Некоторое время мы стоим молча. В конце концов она вынимает из сумочку чью-то визитку, ручкой пишет на ней пару строк.
– Сходишь по этому адресу. Скажешь, от Люды. Они все сделают.
– У меня нет денег.
– Это бесплатно.
– Спасибо.
– Я беру визитку и чувствую смутное раскаяние. Как выясняется, за ядовитой женской оболочкой у Людмилы скрывается чуткая и нежная душа. Желание дерзить и ругаться напрочь пропадает. Агафон торжествующе лупит в стену лбом. То ли смеется, дурачок, то ли плачет. С восприятием нашего человеческого мира у Агафона вечные проблемы.
Глава 9 В поисках шифера...
На этот раз Семена я нахожу в нашей старой доброй "Крякве" - этом последнем прибежище социальных нелегалов. В давние времена в Париже подобные кафе ютились на Монмартре, в Екатеринбурге приют философам-нетрадиционалистам дает лишь этот неказистый подвальчик.

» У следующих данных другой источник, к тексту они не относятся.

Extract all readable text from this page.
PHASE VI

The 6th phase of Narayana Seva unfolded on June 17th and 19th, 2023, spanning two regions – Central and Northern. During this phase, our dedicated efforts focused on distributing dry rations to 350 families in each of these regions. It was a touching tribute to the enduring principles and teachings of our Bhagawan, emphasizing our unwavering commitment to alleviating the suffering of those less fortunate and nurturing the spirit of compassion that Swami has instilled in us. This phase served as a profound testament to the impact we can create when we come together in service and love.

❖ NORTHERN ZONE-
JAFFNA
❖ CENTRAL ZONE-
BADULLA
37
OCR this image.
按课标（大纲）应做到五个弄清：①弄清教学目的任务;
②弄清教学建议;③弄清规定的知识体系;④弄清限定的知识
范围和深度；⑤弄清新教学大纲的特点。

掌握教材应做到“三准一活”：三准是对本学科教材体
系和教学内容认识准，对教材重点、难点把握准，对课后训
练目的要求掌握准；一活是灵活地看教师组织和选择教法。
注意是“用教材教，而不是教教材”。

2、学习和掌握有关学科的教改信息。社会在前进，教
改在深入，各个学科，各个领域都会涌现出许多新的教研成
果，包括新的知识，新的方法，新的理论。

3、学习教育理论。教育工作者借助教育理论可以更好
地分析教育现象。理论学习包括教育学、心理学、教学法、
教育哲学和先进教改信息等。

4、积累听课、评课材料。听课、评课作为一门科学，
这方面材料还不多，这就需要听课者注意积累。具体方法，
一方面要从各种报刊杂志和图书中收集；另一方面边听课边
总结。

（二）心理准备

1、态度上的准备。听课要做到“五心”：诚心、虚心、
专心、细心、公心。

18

С момента последней нашей встречи Семен ничуть не изменился, - все также волосат и неприбран, а колючие щеки его напоминают пару темных шерстяных заплат. Сидя за столом, этот красавец с глубокомыслием прожженного биржевика перелистывает истертый до дыр номер "Плейбоя", неспешно прихлебывает из кружечки маслянистый коньяк. Мимоходом киваю гиганту швейцару и по крутым ступеням спускаюсь в зал.
– Здорово, пиит!
– Привет, мазилка!
По обычаю озираюсь, проверяя количество полотен на стенах. Все вроде на месте, и потому успокоенно присаживаюсь. Забавная все-таки вещь! И грязно тут, и луком пахнет, а вот люблю я нашу "Крякву" - и все тут! За низкие уютные потолки, за романтизм тусклых ламп, за добрую славу. Хозяин трактира уверяет, что Ипатьевский подвал - несуразный вымысел историков и что на самом деле последние дни и часы царская семья встретила именно в его заведении. Особо доверчивым он даже демонстрирует закуток со стенами издырявленными дрелью, объясняя, что тут вот стоял царевич, а тут - дочери с отцом. И вот что странно, версия груба, нелепа, абсурдна, однако слухи по области циркулируют и в "Крякву", нет-нет, да заглядывают любопытствующие. Впрочем, им есть на что посмотреть. Именно в "Крякве" любой страждущий может вдоволь полюбоваться моими полотнами. Это свидетельство моего рейтинга у хозяина. Примерно раз в квартал трактирщик получает от меня по картине, за что позволяет бесплатно столоваться. Он из пролетариев, но из пролетариев просвещенных. Во всяком случае знает, что рококо это не семейство попугаев, и твердо верит, что лет через десять после смерти художника живопись умершего резко подскакивает в цене. Таким образом, приобретая мои картины, он как бы скупает долгосрочные акции серебряного рудника. То есть, серебра пока нет, но вот-вот обещают найти. Кажется, года два назад Семен под этим же соусом пытался всучить ему кое-что из своих творческих опусов, но на песни трактирщик не клюнул, раз и навсегда сохранив верность живописи.
– Чего поделываешь?
– Чай-кофе пью. Заодно миражами любуюсь, - Семен демонстрирует мне журнальный разворот.
– Видал-миндал?
– Видал и лучше.
– Я не о том. Это же голимая подделка! Компьютерная графика в "корэл-дро" и "фотошопе"! Чтобы такие ножки к таким грудкам и такой шевелюре - да в жизнь не поверю!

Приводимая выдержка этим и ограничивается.